People are born selfish. We start out as the most selfish people on the planet, thinking only about 3 things: “I’m hungry,” “I’m tired,” and, “Somebody change my diaper NOW!” One of the key roles of a parent is to teach a child how to successfully interact with other people. We start right away, usually even before actual birth, speaking to them gently and lovingly. Pretty soon babies start to recognize there are other people and things to see and start to interact with them. That’s why games and language are so important – socialization.

The vast majority of people learn to function reasonably well with others, but we are naturally at heart wired for self.  Taking care of ourselves is part of our survival instinct, after all. It’s quite possible to accept socialization as a necessary tool for a successful life. But what becomes of a person who is focused on self? We have a word for that, selfish, and what flows from it includes that awful list Paul gives us. (Galatians 5:13-25) Fornication, impurity and licentiousness, idolatry, sorcery, enmities, strife, jealousy, anger, quarrels, dissensions, factions, envy, drunkenness, carousing - every item on that list is in one way or another tooted in selfishness. 

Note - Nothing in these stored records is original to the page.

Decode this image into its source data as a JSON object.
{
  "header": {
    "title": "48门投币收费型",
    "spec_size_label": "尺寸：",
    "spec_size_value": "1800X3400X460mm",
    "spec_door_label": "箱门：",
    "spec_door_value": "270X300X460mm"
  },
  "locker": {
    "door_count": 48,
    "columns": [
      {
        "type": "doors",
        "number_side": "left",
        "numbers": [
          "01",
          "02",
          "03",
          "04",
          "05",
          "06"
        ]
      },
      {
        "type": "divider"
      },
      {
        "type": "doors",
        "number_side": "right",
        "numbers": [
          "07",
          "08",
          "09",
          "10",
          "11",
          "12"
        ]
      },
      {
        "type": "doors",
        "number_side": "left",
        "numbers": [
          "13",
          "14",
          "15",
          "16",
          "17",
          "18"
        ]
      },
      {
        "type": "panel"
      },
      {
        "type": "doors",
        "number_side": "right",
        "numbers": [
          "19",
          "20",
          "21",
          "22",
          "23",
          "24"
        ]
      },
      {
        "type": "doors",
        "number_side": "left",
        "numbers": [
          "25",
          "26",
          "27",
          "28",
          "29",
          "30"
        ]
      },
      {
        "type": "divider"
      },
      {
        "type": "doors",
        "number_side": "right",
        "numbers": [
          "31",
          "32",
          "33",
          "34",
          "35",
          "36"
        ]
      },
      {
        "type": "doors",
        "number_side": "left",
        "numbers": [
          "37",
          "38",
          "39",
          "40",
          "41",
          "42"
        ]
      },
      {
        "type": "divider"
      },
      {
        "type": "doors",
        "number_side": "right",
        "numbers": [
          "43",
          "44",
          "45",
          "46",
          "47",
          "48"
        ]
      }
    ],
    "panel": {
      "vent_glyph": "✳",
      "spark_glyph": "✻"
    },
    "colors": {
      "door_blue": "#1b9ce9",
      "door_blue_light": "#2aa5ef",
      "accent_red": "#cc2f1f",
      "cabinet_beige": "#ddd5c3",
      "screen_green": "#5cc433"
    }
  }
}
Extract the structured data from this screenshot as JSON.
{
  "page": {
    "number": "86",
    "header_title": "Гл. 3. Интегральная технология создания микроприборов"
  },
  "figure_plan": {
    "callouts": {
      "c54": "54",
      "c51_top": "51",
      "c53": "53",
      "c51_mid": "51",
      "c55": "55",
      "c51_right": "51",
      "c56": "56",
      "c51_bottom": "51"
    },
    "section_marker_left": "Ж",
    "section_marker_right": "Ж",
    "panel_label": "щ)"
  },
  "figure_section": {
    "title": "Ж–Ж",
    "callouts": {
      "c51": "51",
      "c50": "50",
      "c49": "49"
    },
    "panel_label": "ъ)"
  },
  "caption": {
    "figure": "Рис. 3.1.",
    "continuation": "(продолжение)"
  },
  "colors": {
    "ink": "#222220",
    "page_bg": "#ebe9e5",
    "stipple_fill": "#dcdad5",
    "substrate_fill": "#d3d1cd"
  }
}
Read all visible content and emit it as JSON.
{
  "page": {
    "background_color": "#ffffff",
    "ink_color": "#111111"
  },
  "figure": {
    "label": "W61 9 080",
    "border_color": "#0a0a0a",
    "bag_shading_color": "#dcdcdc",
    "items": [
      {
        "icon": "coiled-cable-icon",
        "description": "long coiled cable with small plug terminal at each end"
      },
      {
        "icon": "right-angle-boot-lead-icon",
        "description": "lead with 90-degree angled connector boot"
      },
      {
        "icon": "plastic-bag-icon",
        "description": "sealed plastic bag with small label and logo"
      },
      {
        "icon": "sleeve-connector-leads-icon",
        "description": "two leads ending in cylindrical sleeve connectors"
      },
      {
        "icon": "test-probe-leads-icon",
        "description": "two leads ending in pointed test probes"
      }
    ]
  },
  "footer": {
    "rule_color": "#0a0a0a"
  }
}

To be focused on the flesh is to be focused on one’s self. That is the way of isolation and death.

To follow Christ means to focus on loving God and loving our neighbor as ourselves, which imparts a universe of responsibility to us. It means personal responsibility: say our prayers, study the ways of God in Christ Jesus, study other things too, eat well, exercise, be good stewards of our money. In other words, be responsible for ourselves so that we can in turn be response-able or responsible for others. Because that’s what love is. That is what love does. And Paul has a list for that too: love, joy, peace, patience, kindness, generosity, faithfulness, gentleness and self-control.

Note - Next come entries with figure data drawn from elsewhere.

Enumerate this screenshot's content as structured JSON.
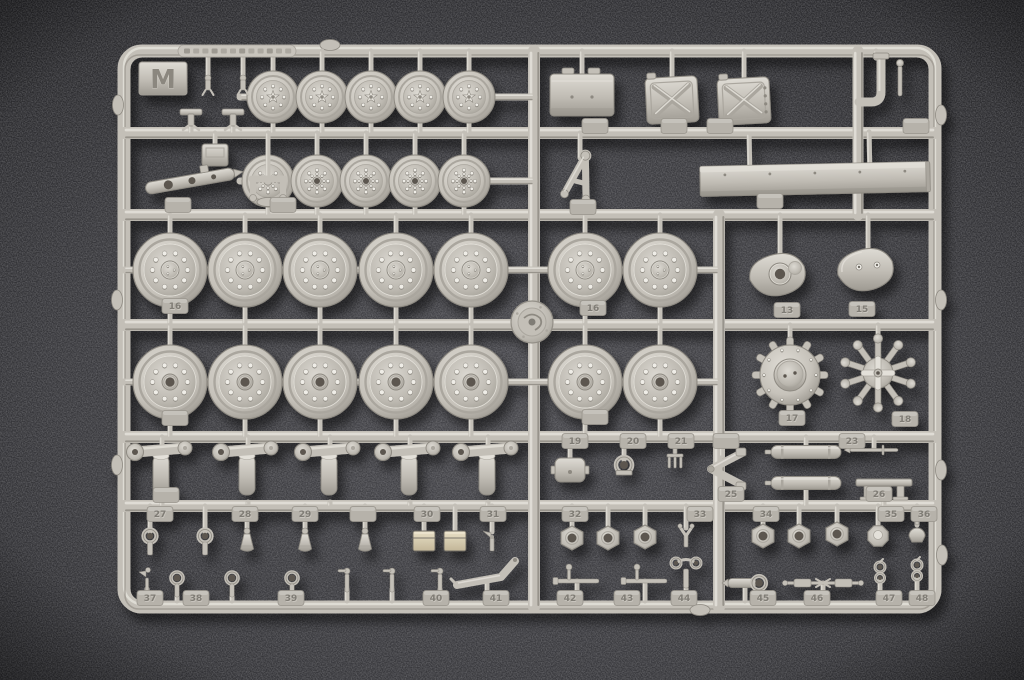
{
  "photo": {
    "subject": "plastic model kit parts sprue, runner M",
    "background": "dark grey speckled felt surface"
  },
  "sprue": {
    "letter": "M",
    "molded_plate_text": "",
    "palette": {
      "base": "#c3bfb7",
      "light": "#e3e0d9",
      "lighter": "#efede7",
      "mid": "#aaa69e",
      "dark": "#8d8981",
      "darker": "#6e6a63",
      "hole": "#5b574f",
      "tab": "#b6b2aa",
      "tabText": "#7f7b74",
      "metal": "#d8cdb2",
      "bg": "#2d2d30",
      "bgGlow": "#47474c"
    },
    "frame": {
      "x": 124,
      "y": 51,
      "w": 811,
      "h": 556,
      "rx": 18,
      "t": 13
    },
    "boss": {
      "x": 532,
      "y": 322,
      "r": 21
    },
    "letter_plate": {
      "x": 139,
      "y": 62,
      "w": 48,
      "h": 33
    },
    "text_plate": {
      "x": 178,
      "y": 45,
      "w": 118,
      "h": 12
    },
    "rails": [
      {
        "x1": 124,
        "y1": 133,
        "x2": 935,
        "y2": 133,
        "w": 12
      },
      {
        "x1": 124,
        "y1": 215,
        "x2": 935,
        "y2": 215,
        "w": 12
      },
      {
        "x1": 124,
        "y1": 325,
        "x2": 935,
        "y2": 325,
        "w": 12
      },
      {
        "x1": 124,
        "y1": 437,
        "x2": 935,
        "y2": 437,
        "w": 12
      },
      {
        "x1": 124,
        "y1": 506,
        "x2": 935,
        "y2": 506,
        "w": 12
      },
      {
        "x1": 534,
        "y1": 51,
        "x2": 534,
        "y2": 607,
        "w": 12
      },
      {
        "x1": 719,
        "y1": 215,
        "x2": 719,
        "y2": 607,
        "w": 12
      },
      {
        "x1": 858,
        "y1": 51,
        "x2": 858,
        "y2": 215,
        "w": 11
      },
      {
        "x1": 240,
        "y1": 97,
        "x2": 534,
        "y2": 97,
        "w": 7
      },
      {
        "x1": 240,
        "y1": 181,
        "x2": 534,
        "y2": 181,
        "w": 7
      },
      {
        "x1": 124,
        "y1": 270,
        "x2": 719,
        "y2": 270,
        "w": 7
      },
      {
        "x1": 124,
        "y1": 382,
        "x2": 719,
        "y2": 382,
        "w": 7
      }
    ],
    "bumps": [
      {
        "x": 941,
        "y": 115,
        "o": "v"
      },
      {
        "x": 941,
        "y": 300,
        "o": "v"
      },
      {
        "x": 941,
        "y": 470,
        "o": "v"
      },
      {
        "x": 942,
        "y": 555,
        "o": "v"
      },
      {
        "x": 118,
        "y": 105,
        "o": "v"
      },
      {
        "x": 117,
        "y": 300,
        "o": "v"
      },
      {
        "x": 117,
        "y": 465,
        "o": "v"
      },
      {
        "x": 330,
        "y": 45,
        "o": "h"
      },
      {
        "x": 700,
        "y": 610,
        "o": "h"
      }
    ],
    "parts": [
      {
        "t": "wS",
        "v": "star",
        "x": 273,
        "y": 97,
        "rt": 51,
        "rb": 133
      },
      {
        "t": "wS",
        "v": "star",
        "x": 322,
        "y": 97,
        "rt": 51,
        "rb": 133
      },
      {
        "t": "wS",
        "v": "star",
        "x": 371,
        "y": 97,
        "rt": 51,
        "rb": 133
      },
      {
        "t": "wS",
        "v": "star",
        "x": 420,
        "y": 97,
        "rt": 51,
        "rb": 133
      },
      {
        "t": "wS",
        "v": "star",
        "x": 469,
        "y": 97,
        "rt": 51,
        "rb": 133
      },
      {
        "t": "wS",
        "v": "rib",
        "x": 268,
        "y": 181,
        "rt": 133,
        "rb": 215
      },
      {
        "t": "wS",
        "v": "rib",
        "x": 317,
        "y": 181,
        "rt": 133,
        "rb": 215
      },
      {
        "t": "wS",
        "v": "rib",
        "x": 366,
        "y": 181,
        "rt": 133,
        "rb": 215
      },
      {
        "t": "wS",
        "v": "rib",
        "x": 415,
        "y": 181,
        "rt": 133,
        "rb": 215
      },
      {
        "t": "wS",
        "v": "rib",
        "x": 464,
        "y": 181,
        "rt": 133,
        "rb": 215
      },
      {
        "t": "wL",
        "v": "cap",
        "x": 170,
        "y": 270,
        "rt": 215,
        "rb": 325
      },
      {
        "t": "wL",
        "v": "cap",
        "x": 245,
        "y": 270,
        "rt": 215,
        "rb": 325
      },
      {
        "t": "wL",
        "v": "cap",
        "x": 320,
        "y": 270,
        "rt": 215,
        "rb": 325
      },
      {
        "t": "wL",
        "v": "cap",
        "x": 396,
        "y": 270,
        "rt": 215,
        "rb": 325
      },
      {
        "t": "wL",
        "v": "cap",
        "x": 471,
        "y": 270,
        "rt": 215,
        "rb": 325
      },
      {
        "t": "wL",
        "v": "cap",
        "x": 585,
        "y": 270,
        "rt": 215,
        "rb": 325
      },
      {
        "t": "wL",
        "v": "cap",
        "x": 660,
        "y": 270,
        "rt": 215,
        "rb": 325
      },
      {
        "t": "wL",
        "v": "hole",
        "x": 170,
        "y": 382,
        "rt": 325,
        "rb": 437
      },
      {
        "t": "wL",
        "v": "hole",
        "x": 245,
        "y": 382,
        "rt": 325,
        "rb": 437
      },
      {
        "t": "wL",
        "v": "hole",
        "x": 320,
        "y": 382,
        "rt": 325,
        "rb": 437
      },
      {
        "t": "wL",
        "v": "hole",
        "x": 396,
        "y": 382,
        "rt": 325,
        "rb": 437
      },
      {
        "t": "wL",
        "v": "hole",
        "x": 471,
        "y": 382,
        "rt": 325,
        "rb": 437
      },
      {
        "t": "wL",
        "v": "hole",
        "x": 585,
        "y": 382,
        "rt": 325,
        "rb": 437
      },
      {
        "t": "wL",
        "v": "hole",
        "x": 660,
        "y": 382,
        "rt": 325,
        "rb": 437
      },
      {
        "t": "td",
        "v": "boss",
        "x": 780,
        "y": 272,
        "rt": 215
      },
      {
        "t": "td",
        "v": "flat",
        "x": 868,
        "y": 267,
        "rt": 215
      },
      {
        "t": "spr",
        "v": "drum",
        "x": 790,
        "y": 375,
        "rt": 325
      },
      {
        "t": "spr",
        "v": "star",
        "x": 878,
        "y": 373,
        "rt": 325
      },
      {
        "t": "box",
        "x": 582,
        "y": 95,
        "rt": 51
      },
      {
        "t": "jc",
        "v": "plain",
        "x": 672,
        "y": 100,
        "rt": 51
      },
      {
        "t": "jc",
        "v": "dots",
        "x": 744,
        "y": 101,
        "rt": 51
      },
      {
        "t": "pipe",
        "x": 876,
        "y": 82,
        "rt": 51
      },
      {
        "t": "clampS",
        "x": 208,
        "y": 86,
        "rt": 51
      },
      {
        "t": "clampS",
        "x": 243,
        "y": 86,
        "rt": 51
      },
      {
        "t": "tclamp",
        "x": 191,
        "y": 117,
        "rb": 133
      },
      {
        "t": "tclamp",
        "x": 233,
        "y": 117,
        "rb": 133
      },
      {
        "t": "ubox",
        "x": 215,
        "y": 155,
        "rt": 133
      },
      {
        "t": "ubr",
        "x": 268,
        "y": 188,
        "rt": 133
      },
      {
        "t": "lbar",
        "x": 190,
        "y": 181
      },
      {
        "t": "afr",
        "x": 580,
        "y": 177,
        "rt": 133
      },
      {
        "t": "beam",
        "x": 815,
        "y": 179
      },
      {
        "t": "crank",
        "x": 162,
        "y": 469,
        "rt": 437,
        "rb": 506
      },
      {
        "t": "crank",
        "x": 248,
        "y": 469,
        "rt": 437,
        "rb": 506
      },
      {
        "t": "crank",
        "x": 330,
        "y": 469,
        "rt": 437,
        "rb": 506
      },
      {
        "t": "crank",
        "x": 410,
        "y": 469,
        "rt": 437,
        "rb": 506
      },
      {
        "t": "crank",
        "x": 488,
        "y": 469,
        "rt": 437,
        "rb": 506
      },
      {
        "t": "bclip",
        "x": 570,
        "y": 470,
        "rt": 445
      },
      {
        "t": "dring",
        "x": 624,
        "y": 465,
        "rt": 445
      },
      {
        "t": "tri",
        "x": 675,
        "y": 462,
        "rt": 445
      },
      {
        "t": "zig",
        "x": 722,
        "y": 469,
        "rt": 437
      },
      {
        "t": "muf",
        "x": 806,
        "y": 452,
        "rt": 437
      },
      {
        "t": "muf",
        "x": 806,
        "y": 483,
        "rb": 506
      },
      {
        "t": "trod",
        "x": 874,
        "y": 450,
        "rt": 437
      },
      {
        "t": "bench",
        "x": 884,
        "y": 486,
        "rb": 506
      },
      {
        "t": "epin",
        "x": 150,
        "y": 540,
        "rt": 506
      },
      {
        "t": "epin",
        "x": 205,
        "y": 540,
        "rt": 506
      },
      {
        "t": "cone",
        "x": 247,
        "y": 543,
        "rt": 506
      },
      {
        "t": "cone",
        "x": 305,
        "y": 543,
        "rt": 506
      },
      {
        "t": "cone",
        "x": 365,
        "y": 543,
        "rt": 506
      },
      {
        "t": "mbox",
        "x": 424,
        "y": 541,
        "rt": 506
      },
      {
        "t": "mbox",
        "x": 455,
        "y": 541,
        "rt": 506
      },
      {
        "t": "pick",
        "x": 492,
        "y": 542,
        "rt": 506
      },
      {
        "t": "hex",
        "x": 572,
        "y": 538,
        "rt": 506
      },
      {
        "t": "hex",
        "x": 608,
        "y": 538,
        "rt": 506
      },
      {
        "t": "hex",
        "x": 645,
        "y": 537,
        "rt": 506
      },
      {
        "t": "fork",
        "x": 686,
        "y": 536,
        "rt": 506
      },
      {
        "t": "hex",
        "x": 763,
        "y": 536,
        "rt": 506
      },
      {
        "t": "hex",
        "x": 799,
        "y": 536,
        "rt": 506
      },
      {
        "t": "hex",
        "x": 837,
        "y": 534,
        "rt": 506
      },
      {
        "t": "oct",
        "x": 878,
        "y": 536,
        "rt": 506
      },
      {
        "t": "acorn",
        "x": 917,
        "y": 533,
        "rt": 506
      },
      {
        "t": "bird",
        "x": 147,
        "y": 581,
        "rb": 601
      },
      {
        "t": "eyelet",
        "x": 177,
        "y": 581,
        "rb": 601
      },
      {
        "t": "eyelet",
        "x": 232,
        "y": 581,
        "rb": 601
      },
      {
        "t": "eyelet",
        "x": 292,
        "y": 581,
        "rb": 601
      },
      {
        "t": "valve",
        "x": 347,
        "y": 579,
        "rb": 601
      },
      {
        "t": "valve",
        "x": 392,
        "y": 579,
        "rb": 601
      },
      {
        "t": "valve",
        "x": 440,
        "y": 579,
        "rb": 601
      },
      {
        "t": "brL",
        "x": 487,
        "y": 571,
        "rb": 601
      },
      {
        "t": "rodT",
        "x": 577,
        "y": 581,
        "rb": 601
      },
      {
        "t": "rodT",
        "x": 645,
        "y": 581,
        "rb": 601
      },
      {
        "t": "cal",
        "x": 686,
        "y": 575,
        "rb": 601
      },
      {
        "t": "epipe",
        "x": 745,
        "y": 583,
        "rb": 601
      },
      {
        "t": "tow",
        "x": 823,
        "y": 583,
        "rb": 601
      },
      {
        "t": "clink",
        "x": 880,
        "y": 576,
        "rb": 601
      },
      {
        "t": "clink",
        "x": 917,
        "y": 574,
        "rb": 601
      }
    ],
    "tabs": [
      {
        "x": 595,
        "y": 126,
        "l": ""
      },
      {
        "x": 674,
        "y": 126,
        "l": ""
      },
      {
        "x": 720,
        "y": 126,
        "l": ""
      },
      {
        "x": 916,
        "y": 126,
        "l": ""
      },
      {
        "x": 178,
        "y": 205,
        "l": ""
      },
      {
        "x": 283,
        "y": 205,
        "l": ""
      },
      {
        "x": 583,
        "y": 207,
        "l": ""
      },
      {
        "x": 770,
        "y": 201,
        "l": ""
      },
      {
        "x": 175,
        "y": 306,
        "l": "16"
      },
      {
        "x": 593,
        "y": 308,
        "l": "16"
      },
      {
        "x": 787,
        "y": 310,
        "l": "13"
      },
      {
        "x": 862,
        "y": 309,
        "l": "15"
      },
      {
        "x": 175,
        "y": 418,
        "l": ""
      },
      {
        "x": 595,
        "y": 417,
        "l": ""
      },
      {
        "x": 792,
        "y": 418,
        "l": "17"
      },
      {
        "x": 905,
        "y": 419,
        "l": "18"
      },
      {
        "x": 166,
        "y": 495,
        "l": ""
      },
      {
        "x": 575,
        "y": 441,
        "l": "19"
      },
      {
        "x": 633,
        "y": 441,
        "l": "20"
      },
      {
        "x": 681,
        "y": 441,
        "l": "21"
      },
      {
        "x": 726,
        "y": 441,
        "l": ""
      },
      {
        "x": 852,
        "y": 441,
        "l": "23"
      },
      {
        "x": 731,
        "y": 494,
        "l": "25"
      },
      {
        "x": 879,
        "y": 494,
        "l": "26"
      },
      {
        "x": 160,
        "y": 514,
        "l": "27"
      },
      {
        "x": 245,
        "y": 514,
        "l": "28"
      },
      {
        "x": 305,
        "y": 514,
        "l": "29"
      },
      {
        "x": 363,
        "y": 514,
        "l": ""
      },
      {
        "x": 427,
        "y": 514,
        "l": "30"
      },
      {
        "x": 493,
        "y": 514,
        "l": "31"
      },
      {
        "x": 575,
        "y": 514,
        "l": "32"
      },
      {
        "x": 700,
        "y": 514,
        "l": "33"
      },
      {
        "x": 766,
        "y": 514,
        "l": "34"
      },
      {
        "x": 891,
        "y": 514,
        "l": "35"
      },
      {
        "x": 924,
        "y": 514,
        "l": "36"
      },
      {
        "x": 150,
        "y": 598,
        "l": "37"
      },
      {
        "x": 196,
        "y": 598,
        "l": "38"
      },
      {
        "x": 291,
        "y": 598,
        "l": "39"
      },
      {
        "x": 436,
        "y": 598,
        "l": "40"
      },
      {
        "x": 496,
        "y": 598,
        "l": "41"
      },
      {
        "x": 570,
        "y": 598,
        "l": "42"
      },
      {
        "x": 627,
        "y": 598,
        "l": "43"
      },
      {
        "x": 684,
        "y": 598,
        "l": "44"
      },
      {
        "x": 763,
        "y": 598,
        "l": "45"
      },
      {
        "x": 817,
        "y": 598,
        "l": "46"
      },
      {
        "x": 889,
        "y": 598,
        "l": "47"
      },
      {
        "x": 922,
        "y": 598,
        "l": "48"
      }
    ]
  }
}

So teaching children to be responsible with their stuff, to make their beds, to clean their toilets, sinks and showers and vacuum, to do their share in cleaning their dining area, to compete fairly, to win and lose graciously, to be quiet when a leader is speaking are all key to helping them grow in Christ.  And this goes for the staff, too.  They got called out about not keeping their rooms straight and putting their phones away during worship. That is how love looks every moment of every day. Often it is in the drudgery of doing our chores.

In all of that, the camp becomes a little slice of the Kingdom of God. Just as Jesus set his face toward Jerusalem, the camp has set its face toward him. Not perfectly, but the direction is clear. Every night they sing “Turn Your Eyes Upon Jesus” and they mean it.

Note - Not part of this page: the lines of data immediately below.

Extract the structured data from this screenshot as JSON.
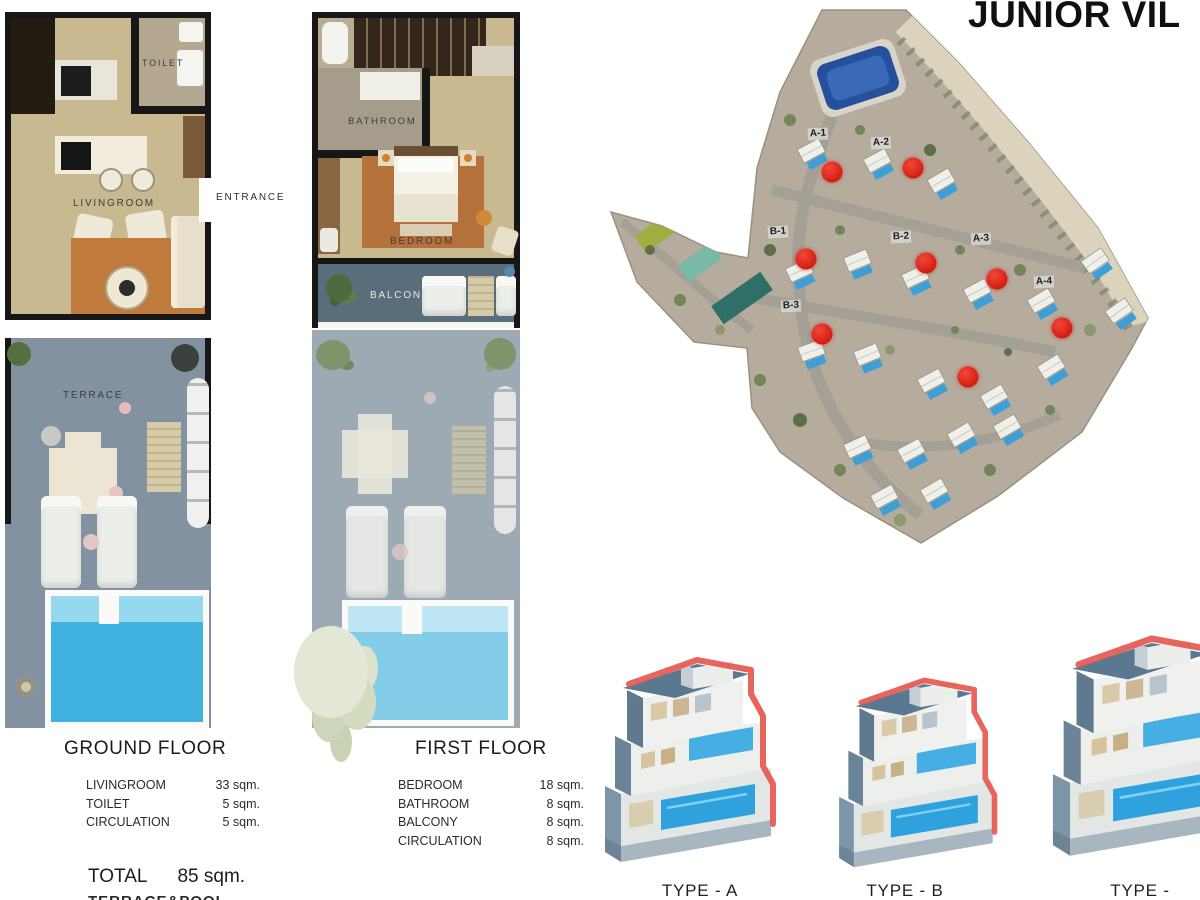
{
  "page_title": "JUNIOR VIL",
  "ground_floor": {
    "heading": "GROUND FLOOR",
    "plan_labels": {
      "toilet": "TOILET",
      "livingroom": "LIVINGROOM",
      "entrance": "ENTRANCE",
      "terrace": "TERRACE"
    },
    "rooms": [
      {
        "name": "LIVINGROOM",
        "area": "33 sqm."
      },
      {
        "name": "TOILET",
        "area": "5 sqm."
      },
      {
        "name": "CIRCULATION",
        "area": "5 sqm."
      }
    ],
    "total_label": "TOTAL",
    "total_value": "85 sqm.",
    "clipped_line": "TERRACE&POOL"
  },
  "first_floor": {
    "heading": "FIRST FLOOR",
    "plan_labels": {
      "bathroom": "BATHROOM",
      "bedroom": "BEDROOM",
      "balcony": "BALCONY"
    },
    "rooms": [
      {
        "name": "BEDROOM",
        "area": "18 sqm."
      },
      {
        "name": "BATHROOM",
        "area": "8 sqm."
      },
      {
        "name": "BALCONY",
        "area": "8 sqm."
      },
      {
        "name": "CIRCULATION",
        "area": "8 sqm."
      }
    ]
  },
  "site_map": {
    "marker_color": "#d9251a",
    "unit_labels": [
      {
        "label": "A-1",
        "x": 818,
        "y": 134
      },
      {
        "label": "A-2",
        "x": 881,
        "y": 143
      },
      {
        "label": "B-1",
        "x": 778,
        "y": 232
      },
      {
        "label": "B-2",
        "x": 901,
        "y": 237
      },
      {
        "label": "A-3",
        "x": 981,
        "y": 239
      },
      {
        "label": "A-4",
        "x": 1044,
        "y": 282
      },
      {
        "label": "B-3",
        "x": 791,
        "y": 306
      }
    ],
    "markers": [
      {
        "x": 832,
        "y": 172
      },
      {
        "x": 913,
        "y": 168
      },
      {
        "x": 806,
        "y": 259
      },
      {
        "x": 926,
        "y": 263
      },
      {
        "x": 997,
        "y": 279
      },
      {
        "x": 1062,
        "y": 328
      },
      {
        "x": 822,
        "y": 334
      },
      {
        "x": 968,
        "y": 377
      }
    ]
  },
  "villa_types": [
    {
      "label": "TYPE - A"
    },
    {
      "label": "TYPE - B"
    },
    {
      "label": "TYPE -"
    }
  ]
}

We each face this challenge every day. It takes a measure of will and commitment to set one’s heart on Jesus, to submit our will to his will, to trust in Him ahead of our own flesh, our bank accounts, our standing in our families and community. It isn’t easy. Jerusalem wasn’t easy. It’s facing life - all of it - and death with the will and commitment that leads to new life with Him.

Take that bulletin insert home with you. Look at the works of the flesh and the work of the spirit (Galatians 5:13-25) and take an honest inventory of your own life. Where do you see those works of the flesh creeping in? Where do you see the fruits of the spirit springing forth?  What do you need to do to tamp down the one and nurture the other? Think and pray on these things while you’re greeting the new day, watching the sunset and preparing for the next day.

Set your face toward Jesus, and discard anything that distracts from Him.